Come molti termini inglesi, “social” è difficilmente traducibile in italiano perché non è solo un termine, ma è una dinamica culturale, un modo di essere insieme e di vivere esperienze, cultura, vita di tutti i giorni come comunità e dove il gruppo è più importante del singolo.

Per una marca, essere social vuol dire far parte di un mondo, portare il suo contributo non alla sua storia ma alla storia di tutto il sistema.

Per chiarire meglio cosa vuol dire essere Social per un marchio, voglio citare Ceres.
In occasione del #fertilitday, hanno detto la loro, con ironia, e con lo stesso linguaggio di uno di noi. Soprattutto hanno avuto la forza di avere una propria idea (come uno di noi) e di esprimerla.

social media ceres

Il brand ha una sua identità che si esprime, con un pensiero chiaro.

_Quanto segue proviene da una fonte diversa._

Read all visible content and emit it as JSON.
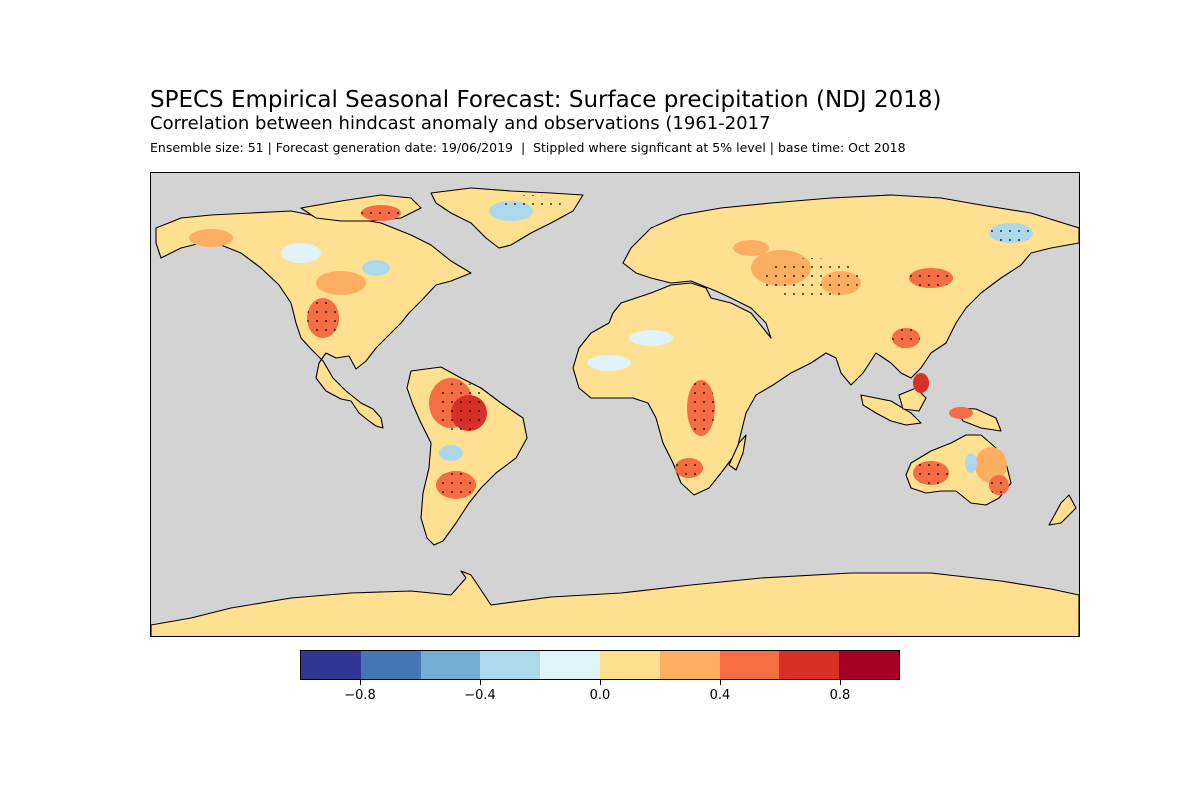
{
  "title": "SPECS Empirical Seasonal Forecast: Surface precipitation (NDJ 2018)",
  "subtitle": "Correlation between hindcast anomaly and observations (1961-2017",
  "info_line": "Ensemble size: 51 | Forecast generation date: 19/06/2019  |  Stippled where signficant at 5% level | base time: Oct 2018",
  "map": {
    "projection": "plate-carree",
    "ocean_color": "#d3d3d3",
    "coastline_color": "#000000",
    "stippling": "significant at 5% level"
  },
  "colorbar": {
    "range": [
      -1.0,
      1.0
    ],
    "step": 0.2,
    "colors": [
      "#313695",
      "#4575b4",
      "#74add1",
      "#abd9e9",
      "#e0f3f8",
      "#fee090",
      "#fdae61",
      "#f46d43",
      "#d73027",
      "#a50026"
    ],
    "ticks": [
      {
        "value": -0.8,
        "label": "−0.8"
      },
      {
        "value": -0.4,
        "label": "−0.4"
      },
      {
        "value": 0.0,
        "label": "0.0"
      },
      {
        "value": 0.4,
        "label": "0.4"
      },
      {
        "value": 0.8,
        "label": "0.8"
      }
    ]
  }
}
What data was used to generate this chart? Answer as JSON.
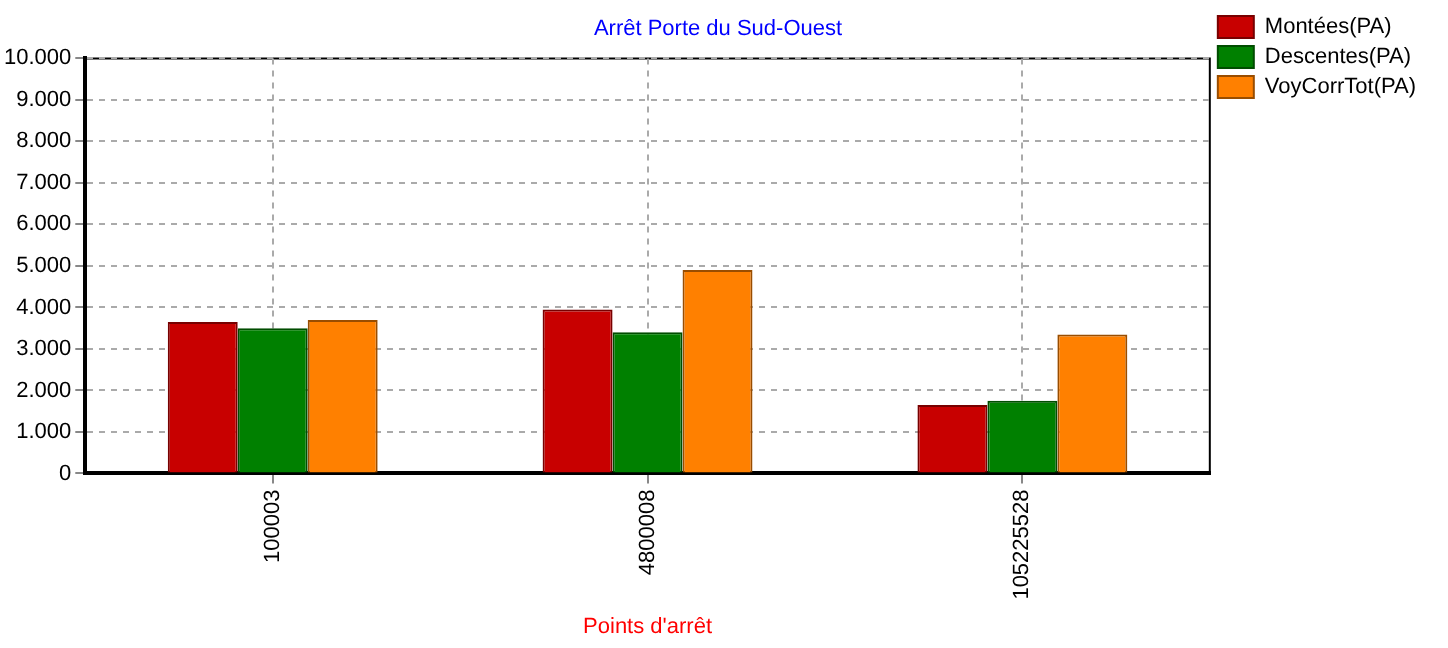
{
  "chart_data": {
    "type": "bar",
    "title": "Arrêt Porte du Sud-Ouest",
    "xlabel": "Points d'arrêt",
    "categories": [
      "100003",
      "4800008",
      "105225528"
    ],
    "series": [
      {
        "name": "Montées(PA)",
        "color": "#c80000",
        "values": [
          3650,
          3950,
          1650
        ]
      },
      {
        "name": "Descentes(PA)",
        "color": "#008000",
        "values": [
          3500,
          3400,
          1750
        ]
      },
      {
        "name": "VoyCorrTot(PA)",
        "color": "#ff8000",
        "values": [
          3700,
          4900,
          3350
        ]
      }
    ],
    "ylim": [
      0,
      10000
    ],
    "yticks": [
      0,
      {
        "value": 1000,
        "label": "1.000"
      },
      {
        "value": 2000,
        "label": "2.000"
      },
      {
        "value": 3000,
        "label": "3.000"
      },
      {
        "value": 4000,
        "label": "4.000"
      },
      {
        "value": 5000,
        "label": "5.000"
      },
      {
        "value": 6000,
        "label": "6.000"
      },
      {
        "value": 7000,
        "label": "7.000"
      },
      {
        "value": 8000,
        "label": "8.000"
      },
      {
        "value": 9000,
        "label": "9.000"
      },
      {
        "value": 10000,
        "label": "10.000"
      }
    ],
    "grid": true,
    "legend": "top right"
  }
}
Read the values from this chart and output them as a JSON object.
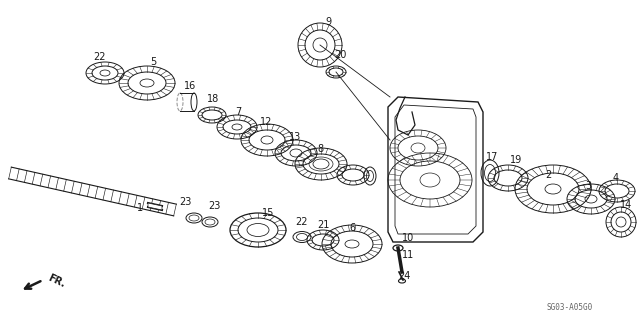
{
  "bg_color": "#ffffff",
  "diagram_code": "SG03-A05G0",
  "gear_color": "#1a1a1a",
  "fig_w": 6.4,
  "fig_h": 3.19,
  "dpi": 100
}
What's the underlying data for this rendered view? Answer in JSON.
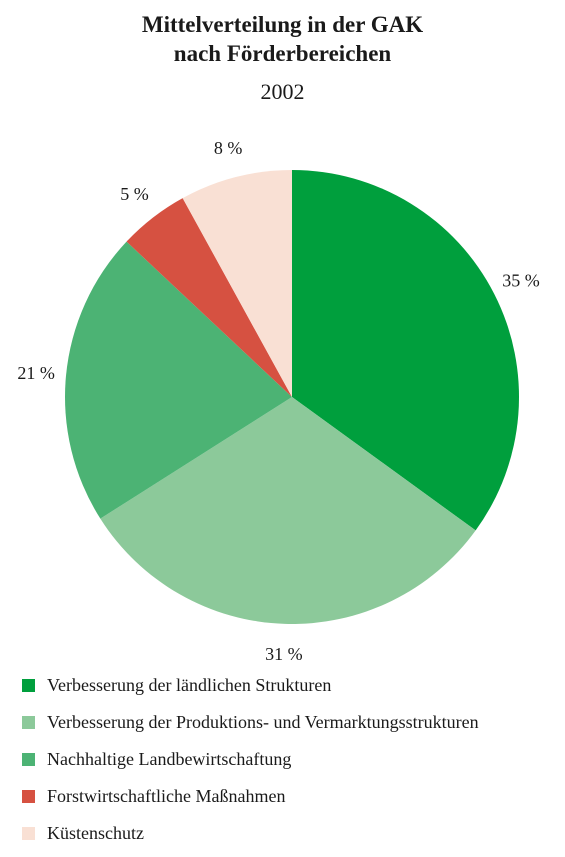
{
  "chart_data": {
    "type": "pie",
    "title": "Mittelverteilung in der GAK",
    "title_line2": "nach Förderbereichen",
    "subtitle": "2002",
    "slices": [
      {
        "label": "Verbesserung der ländlichen Strukturen",
        "value": 35,
        "value_label": "35 %",
        "color": "#009f3d"
      },
      {
        "label": "Verbesserung der Produktions- und Vermarktungsstrukturen",
        "value": 31,
        "value_label": "31 %",
        "color": "#8cc99a"
      },
      {
        "label": "Nachhaltige Landbewirtschaftung",
        "value": 21,
        "value_label": "21 %",
        "color": "#4cb374"
      },
      {
        "label": "Forstwirtschaftliche Maßnahmen",
        "value": 5,
        "value_label": "5 %",
        "color": "#d65141"
      },
      {
        "label": "Küstenschutz",
        "value": 8,
        "value_label": "8 %",
        "color": "#f9e0d4"
      }
    ],
    "start_angle": "12 o'clock",
    "direction": "clockwise",
    "legend_position": "bottom-left"
  }
}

Se ragionassimo in termini esclusivamente didattici diremmo che sono sul pezzo, pronti a sfruttare le dinamiche della società e a seguire i flussi culturali ed espressivi della società. Tante belle parole, ma complicate per un concetto che deve essere semplice per essere efficace. Il tema è che una marca prende una posizione, questo sì, ma senza prevaricazioni (come si fa tra buoni amici), con un pizzico di ironia riporta il sorriso e alleggerisce un contesto che in certi momenti è diventato pesante.
La cosa veramente figa, ciò che poi rende il marchio vivo, è stata partecipare alla conversazione che si è sviluppata nei commenti. Alla fine, come in un “social”, se ci fosse stata un po’ di salsa, avrebbero anche ballato.